Bette Stefanie, Gempt Jens, Delbridge Claire, Kirschke Jan S, Schlegel Juergen, Foerster Stefan, Huber Thomas, Pyka Thomas, Zimmer Claus, Meyer Bernhard, Ringel Florian
Department of Neuroradiology, Klinikum rechts der Isar, Technische Universität München, Munich, Germany.
Department of Neurosurgery, Klinikum rechts der Isar, Technische Universität München, Munich, Germany.
World Neurosurg. 2016 May;89:230-9. doi: 10.1016/j.wneu.2016.01.085. Epub 2016 Mar 9.
O-(2-[18F]-fluoroethyl)-L-tyrosine positron emission tomography ((18)F-FET-PET) imaging is applied for tumor grading, prognostic stratification, and diagnosis of tumor recurrence, especially in high-grade gliomas. Experience with (18)F-FET-PET imaging in low-grade gliomas is limited. Therefore, the objective of the present study was to assess (18)F-FET-PET tracer uptake in low-grade gliomas and to investigate possible correlations with contrast enhancement in magnetic resonance imaging (MRI) and histopathology.
A total of 65 patients (29 female, 36 male, median age 38 years) with newly diagnosed or recurrent low-grade gliomas for whom preoperative MRI and (18)F-FET-PET imaging were available were included. Tumor entity, tumor location, as well as histopathology (isocitrate dehydrogenase [IDH] 1/2 mutation, Ki67, p53, oligodendroglial differentiation, 1p19q codeletion), and progression-free survival were assessed. (18)F-FET-PET images were acquired and fused to MRI (T2-weighted fluid-attenuated inversion recovery) and tumor volume was measured in areas with a tumor-to-background ratio >1.3, >1.6, and >2.0 and in MRI.
PET tracer uptake was observed in 78.5% of all World Health Organization Grade I and II tumors. (18)F-FET uptake showed a high negative predictive value for oligodendroglial components and for 1p19q codeletion. No further significant correlation between histologic features, progression-free survival, or IDH1/2 mutation status and tracer uptake was observed.

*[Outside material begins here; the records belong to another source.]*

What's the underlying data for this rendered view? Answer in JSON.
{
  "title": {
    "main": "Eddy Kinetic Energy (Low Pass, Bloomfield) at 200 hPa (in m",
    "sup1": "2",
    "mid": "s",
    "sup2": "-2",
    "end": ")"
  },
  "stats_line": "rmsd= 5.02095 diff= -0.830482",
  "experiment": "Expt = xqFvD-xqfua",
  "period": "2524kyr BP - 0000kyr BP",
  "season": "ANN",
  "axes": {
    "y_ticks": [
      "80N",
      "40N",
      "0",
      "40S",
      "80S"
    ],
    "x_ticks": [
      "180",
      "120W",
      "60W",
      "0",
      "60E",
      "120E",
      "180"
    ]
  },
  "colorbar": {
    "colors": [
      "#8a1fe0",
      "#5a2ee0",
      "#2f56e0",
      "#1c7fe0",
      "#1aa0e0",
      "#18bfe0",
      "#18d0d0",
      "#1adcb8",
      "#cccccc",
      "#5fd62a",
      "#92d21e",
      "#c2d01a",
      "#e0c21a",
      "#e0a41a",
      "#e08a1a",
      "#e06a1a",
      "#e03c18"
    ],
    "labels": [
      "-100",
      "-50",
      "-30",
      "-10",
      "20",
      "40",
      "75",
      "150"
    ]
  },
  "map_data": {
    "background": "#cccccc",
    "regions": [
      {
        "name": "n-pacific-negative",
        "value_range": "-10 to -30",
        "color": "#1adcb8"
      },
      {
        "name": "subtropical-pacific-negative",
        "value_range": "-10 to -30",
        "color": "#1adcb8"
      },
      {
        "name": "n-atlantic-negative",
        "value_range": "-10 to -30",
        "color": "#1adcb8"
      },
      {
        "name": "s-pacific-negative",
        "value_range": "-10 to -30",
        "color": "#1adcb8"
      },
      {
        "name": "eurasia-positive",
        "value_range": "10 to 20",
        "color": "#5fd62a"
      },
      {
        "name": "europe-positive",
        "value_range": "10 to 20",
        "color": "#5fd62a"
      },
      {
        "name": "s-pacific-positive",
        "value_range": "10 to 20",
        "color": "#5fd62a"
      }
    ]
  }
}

We found that 78.5% of low-grade gliomas do show elevated tracer uptake in (18)F-FET-PET imaging. Low-grade glioma without tracer uptake exclude oligodendroglial differentiation and 1p19q codeletion. Further differentiation between molecular subtypes is not possible with static (18)F-FET-PET. No correlation of progression-free survival to tracer uptake and IDH1/2-mutation status was observed.
O-(2-[18F]-氟乙基)-L-酪氨酸正电子发射断层扫描((18)F-FET-PET)成像用于肿瘤分级、预后分层及肿瘤复发诊断,尤其适用于高级别胶质瘤。(18)F-FET-PET成像在低级别胶质瘤中的应用经验有限。因此,本研究的目的是评估低级别胶质瘤中(18)F-FET-PET示踪剂摄取情况,并研究其与磁共振成像(MRI)对比增强及组织病理学之间的可能相关性。
纳入65例新诊断或复发的低级别胶质瘤患者(29例女性,36例男性,中位年龄38岁),这些患者术前行MRI和(18)F-FET-PET成像。评估肿瘤类型、肿瘤位置、组织病理学(异柠檬酸脱氢酶[IDH]1/2突变、Ki67、p53、少突胶质细胞分化、1p19q共缺失)及无进展生存期。采集(18)F-FET-PET图像并与MRI(T2加权液体衰减反转恢复序列)融合,在肿瘤与背景比值>1.3、>1.6和>2.0的区域以及MRI上测量肿瘤体积。
在所有世界卫生组织一级和二级肿瘤中,78.5%观察到PET示踪剂摄取。(18)F-FET摄取对少突胶质细胞成分和1p19q共缺失具有较高的阴性预测价值。未观察到组织学特征、无进展生存期或IDH1/2突变状态与示踪剂摄取之间存在进一步的显著相关性。
我们发现78.5%的低级别胶质瘤在(18)F-FET-PET成像中显示示踪剂摄取升高。无示踪剂摄取的低级别胶质瘤排除少突胶质细胞分化和1p19q共缺失。静态(18)F-FET-PET无法对分子亚型进行进一步区分。未观察到无进展生存期与示踪剂摄取及IDH1/2突变状态之间存在相关性。